The study was designed to evaluate rational antibiotic use in relation to diagnosis and bacteriological findings. All hospitalized patients who received antibiotics were evaluated by a cross-sectional study. Of the 713 patients hospitalized, 281 (39.4%) patients received 377 antibiotics. Among 30 different antibiotics the most frequently requested were first generation cephalosporins (19.9%), ampicillin-sulbactam (19.1%) and aminoglycosides (11.7%). Antibiotic use was appropriate in 64.2% of antibiotic requests. In analysis of appropriate use, a request after an infectious diseases consultation was a frequent reason (OR=14, P<0.001, CI=0.02-0.24). Antibiotics requested in conjunction with susceptibility results were found to be more appropriate than those ordered empirically (OR=4.5, P=0.017, CI=0.06-0.76). Inappropriate antibiotic use was significantly higher among unrestricted antibiotics than restricted ones (P<0.001). Irrational antibiotic use was high for unrestricted antibiotics. Additional interventions such as postgraduate training programmes and elaboration of local guidelines could be beneficial.
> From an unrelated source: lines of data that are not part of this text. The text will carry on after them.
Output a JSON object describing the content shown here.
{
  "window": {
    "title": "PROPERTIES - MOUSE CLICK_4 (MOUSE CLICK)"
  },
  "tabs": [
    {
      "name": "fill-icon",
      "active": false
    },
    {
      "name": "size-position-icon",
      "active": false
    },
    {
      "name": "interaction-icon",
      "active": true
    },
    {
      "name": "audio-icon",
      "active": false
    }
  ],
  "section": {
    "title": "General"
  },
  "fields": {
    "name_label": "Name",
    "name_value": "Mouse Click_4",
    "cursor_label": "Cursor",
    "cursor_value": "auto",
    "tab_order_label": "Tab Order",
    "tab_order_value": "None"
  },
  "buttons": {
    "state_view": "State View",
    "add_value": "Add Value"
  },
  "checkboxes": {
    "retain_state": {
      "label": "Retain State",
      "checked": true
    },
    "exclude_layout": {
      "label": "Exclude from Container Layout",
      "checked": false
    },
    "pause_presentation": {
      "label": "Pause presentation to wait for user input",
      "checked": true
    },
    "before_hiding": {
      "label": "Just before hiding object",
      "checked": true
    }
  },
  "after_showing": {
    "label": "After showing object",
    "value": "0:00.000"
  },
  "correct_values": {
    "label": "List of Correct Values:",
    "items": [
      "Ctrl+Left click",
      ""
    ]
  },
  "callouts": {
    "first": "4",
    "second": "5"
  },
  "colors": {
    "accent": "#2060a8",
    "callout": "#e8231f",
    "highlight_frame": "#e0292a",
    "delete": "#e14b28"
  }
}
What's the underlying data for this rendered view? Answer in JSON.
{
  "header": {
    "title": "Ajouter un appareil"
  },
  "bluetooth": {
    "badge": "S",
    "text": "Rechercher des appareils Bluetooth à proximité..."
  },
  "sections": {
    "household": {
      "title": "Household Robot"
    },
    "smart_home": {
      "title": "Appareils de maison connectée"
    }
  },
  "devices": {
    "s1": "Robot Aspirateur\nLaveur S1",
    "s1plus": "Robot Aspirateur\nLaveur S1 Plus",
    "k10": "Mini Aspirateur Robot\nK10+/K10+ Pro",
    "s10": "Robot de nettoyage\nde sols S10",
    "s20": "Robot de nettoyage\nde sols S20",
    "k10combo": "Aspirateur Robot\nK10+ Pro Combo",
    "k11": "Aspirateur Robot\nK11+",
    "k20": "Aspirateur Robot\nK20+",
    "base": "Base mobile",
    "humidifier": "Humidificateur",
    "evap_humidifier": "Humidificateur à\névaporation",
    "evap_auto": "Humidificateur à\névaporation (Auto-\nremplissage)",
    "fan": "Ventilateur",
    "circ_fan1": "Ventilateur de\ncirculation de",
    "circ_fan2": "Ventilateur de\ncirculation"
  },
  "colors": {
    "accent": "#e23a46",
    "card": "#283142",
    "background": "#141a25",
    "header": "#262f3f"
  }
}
该研究旨在评估与诊断和细菌学检查结果相关的合理抗生素使用情况。通过横断面研究对所有接受抗生素治疗的住院患者进行评估。在713名住院患者中,281名(39.4%)患者接受了377种抗生素治疗。在30种不同的抗生素中,最常被使用的是第一代头孢菌素(19.9%)、氨苄西林-舒巴坦(19.1%)和氨基糖苷类(11.7%)。64.2%的抗生素使用申请是合理的。在合理使用分析中,传染病会诊后提出的申请是常见原因(OR=14,P<0.001,CI=0.02-0.24)。发现结合药敏结果使用的抗生素比经验性使用的抗生素更合理(OR=4.5,P=0.017,CI=0.06-0.76)。非限制使用的抗生素中不适当使用的比例显著高于限制使用的抗生素(P<0.001)。非限制使用的抗生素存在较高的不合理使用情况。开展研究生培训项目和制定当地指南等额外干预措施可能会有所帮助。